Richard’s son married Arabella, one of the two daughters and heiresses of Derby’s (then) richest man, Thomas Chambers of Exeter House, Derby, an opulent copper entrepreneur. There were two daughters, one became Countess of Exeter and the other became the mother of Sir Joseph Banks, Bt., FRS, FLS of Overton Hall, Ashover. Their brother, Revd Chambers Bate seems to have made improvements to the house, including the provision of fine wrought iron gates, but he died in 1764, leaving an unmarried son, Brownlow, who sold the estate in 1784 and died in 1815.
The new owner of the estate was John Broadhurst, whose father, also John, lived at The Gables, Duffield, and had begun life (it was said) as footman to the 1st Earl of Portmore, but made a vast fortune, amplified by the son.
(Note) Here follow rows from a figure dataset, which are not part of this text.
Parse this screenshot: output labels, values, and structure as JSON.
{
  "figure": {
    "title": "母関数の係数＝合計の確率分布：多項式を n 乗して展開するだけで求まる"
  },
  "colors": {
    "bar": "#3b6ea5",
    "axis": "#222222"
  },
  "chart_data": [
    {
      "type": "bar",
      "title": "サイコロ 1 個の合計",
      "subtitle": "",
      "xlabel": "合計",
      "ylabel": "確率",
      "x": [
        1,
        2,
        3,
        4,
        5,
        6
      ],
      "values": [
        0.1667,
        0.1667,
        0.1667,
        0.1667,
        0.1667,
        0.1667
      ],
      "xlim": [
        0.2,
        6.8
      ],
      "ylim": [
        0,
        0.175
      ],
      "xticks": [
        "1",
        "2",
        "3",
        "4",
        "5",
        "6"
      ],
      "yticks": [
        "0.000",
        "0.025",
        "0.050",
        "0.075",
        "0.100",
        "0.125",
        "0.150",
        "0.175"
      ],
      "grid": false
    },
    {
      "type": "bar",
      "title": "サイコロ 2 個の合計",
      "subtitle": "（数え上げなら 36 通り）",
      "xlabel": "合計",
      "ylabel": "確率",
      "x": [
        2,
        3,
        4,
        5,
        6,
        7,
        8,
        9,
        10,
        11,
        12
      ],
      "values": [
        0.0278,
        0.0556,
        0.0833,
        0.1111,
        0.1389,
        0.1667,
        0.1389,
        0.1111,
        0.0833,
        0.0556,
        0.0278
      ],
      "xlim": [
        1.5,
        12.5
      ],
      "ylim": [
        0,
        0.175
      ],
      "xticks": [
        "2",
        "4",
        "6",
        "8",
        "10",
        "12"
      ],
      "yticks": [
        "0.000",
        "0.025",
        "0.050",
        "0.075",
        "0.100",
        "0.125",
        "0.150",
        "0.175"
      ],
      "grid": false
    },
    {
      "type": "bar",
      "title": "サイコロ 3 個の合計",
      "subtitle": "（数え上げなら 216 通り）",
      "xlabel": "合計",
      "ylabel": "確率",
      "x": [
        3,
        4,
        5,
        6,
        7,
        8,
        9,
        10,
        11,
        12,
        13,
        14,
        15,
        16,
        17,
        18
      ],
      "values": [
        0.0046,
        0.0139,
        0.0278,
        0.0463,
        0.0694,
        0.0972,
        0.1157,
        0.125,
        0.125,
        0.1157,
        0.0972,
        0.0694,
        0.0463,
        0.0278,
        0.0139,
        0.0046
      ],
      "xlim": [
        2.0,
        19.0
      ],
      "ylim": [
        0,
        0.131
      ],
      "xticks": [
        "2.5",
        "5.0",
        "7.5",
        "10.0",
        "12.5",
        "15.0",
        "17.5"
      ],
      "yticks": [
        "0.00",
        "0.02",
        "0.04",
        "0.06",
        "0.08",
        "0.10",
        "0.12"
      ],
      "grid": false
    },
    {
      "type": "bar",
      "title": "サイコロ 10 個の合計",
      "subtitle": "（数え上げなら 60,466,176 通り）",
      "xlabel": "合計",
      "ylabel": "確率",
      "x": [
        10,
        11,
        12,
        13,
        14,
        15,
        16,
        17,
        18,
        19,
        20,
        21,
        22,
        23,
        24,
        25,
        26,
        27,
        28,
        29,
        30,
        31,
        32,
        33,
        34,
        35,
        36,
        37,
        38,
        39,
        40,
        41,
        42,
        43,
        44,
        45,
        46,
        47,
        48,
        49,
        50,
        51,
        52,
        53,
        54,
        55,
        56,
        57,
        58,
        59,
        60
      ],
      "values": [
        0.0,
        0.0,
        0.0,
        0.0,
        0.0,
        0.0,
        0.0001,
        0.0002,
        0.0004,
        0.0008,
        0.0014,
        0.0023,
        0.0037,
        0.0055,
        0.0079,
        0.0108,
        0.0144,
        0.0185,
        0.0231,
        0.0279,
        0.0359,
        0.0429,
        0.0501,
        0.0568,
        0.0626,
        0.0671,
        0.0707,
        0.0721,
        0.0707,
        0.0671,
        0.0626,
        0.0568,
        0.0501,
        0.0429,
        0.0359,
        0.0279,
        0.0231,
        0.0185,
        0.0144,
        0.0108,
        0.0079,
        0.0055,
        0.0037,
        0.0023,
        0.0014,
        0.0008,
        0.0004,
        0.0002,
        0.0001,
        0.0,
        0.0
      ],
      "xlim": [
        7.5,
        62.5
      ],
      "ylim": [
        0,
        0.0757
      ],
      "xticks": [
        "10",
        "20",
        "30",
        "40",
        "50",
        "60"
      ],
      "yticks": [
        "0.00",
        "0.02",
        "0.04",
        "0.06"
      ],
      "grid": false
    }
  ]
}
He seems to have had the parkland re-landscaped and served as High Sheriff of Derbyshire in 1791. He died in 1796 leaving two sons of whom the elder was insane and died in an asylum and the younger, John Broadhurst MP JP DL, inherited. He obtained a grant of arms in 1809 and decided to replace the house at this time, on a new site, that now occupied by the present one.
The new house was in high Regency style, albeit largely unornamented, and was of two storeys, built of stuccoed brick with stone dressings from over the Dove in Staffordshire, and boasted a south facade of seven bays, with a projecting central bay containing a tripartite window above a projecting portico of six columns. The east front was five bays wide, again with a wider central bay, all under a hipped tiled roof.
The architect is not known, but the house most closely resembles Park Hall, Hayfield, but the architect of that elegant seat is also not known. Broadhurst’s local connections might suggest a local man, but it looks from the surviving pencil drawing (done by cousin by marriage Charles Sneyd Edgeworth in 1816) just too sophisticated for Derby’s Richard Leaper, whose Burnaston House certainly ran it close as an exercise in the ‘stripped down’ Classicism of Sir John Soane.
However, this idyll did not remain so for long. In the 1830s, with the family living in London so that Broadhurst could attend the Commons, the house was let to Col. Charles Thorold Wood, and it was when he and his family were in residence that the house caught fire and burned down in 1836. Being settled elsewhere, Broadhurst did not trouble to replace it: perhaps he preferred to spend the insurance pay-out! He died in 1856 leaving a son, John, who was of a different mind and, in 1863, he called in Nottingham architect Thomas Chambers Hine to replace the house with the one we see today. On his death, the estate passed to the family of his brother-in-law, the Admiral Cumming.
Of the Regency house all that survives is part of the stable block (replaced by a much larger hunting stables by later owner Maj. G H Hardy in the Edwardian Period), but still there, entered through a remaining rusticated and pedimented archway, and a couple of grand chimneypieces.
Eventually the Home Office bought the 1863 house and some land after a spell housing the evacuated children of Derby’s St. Christopher’s Railway Orphanage during the Second World War, and it became a women’s prison.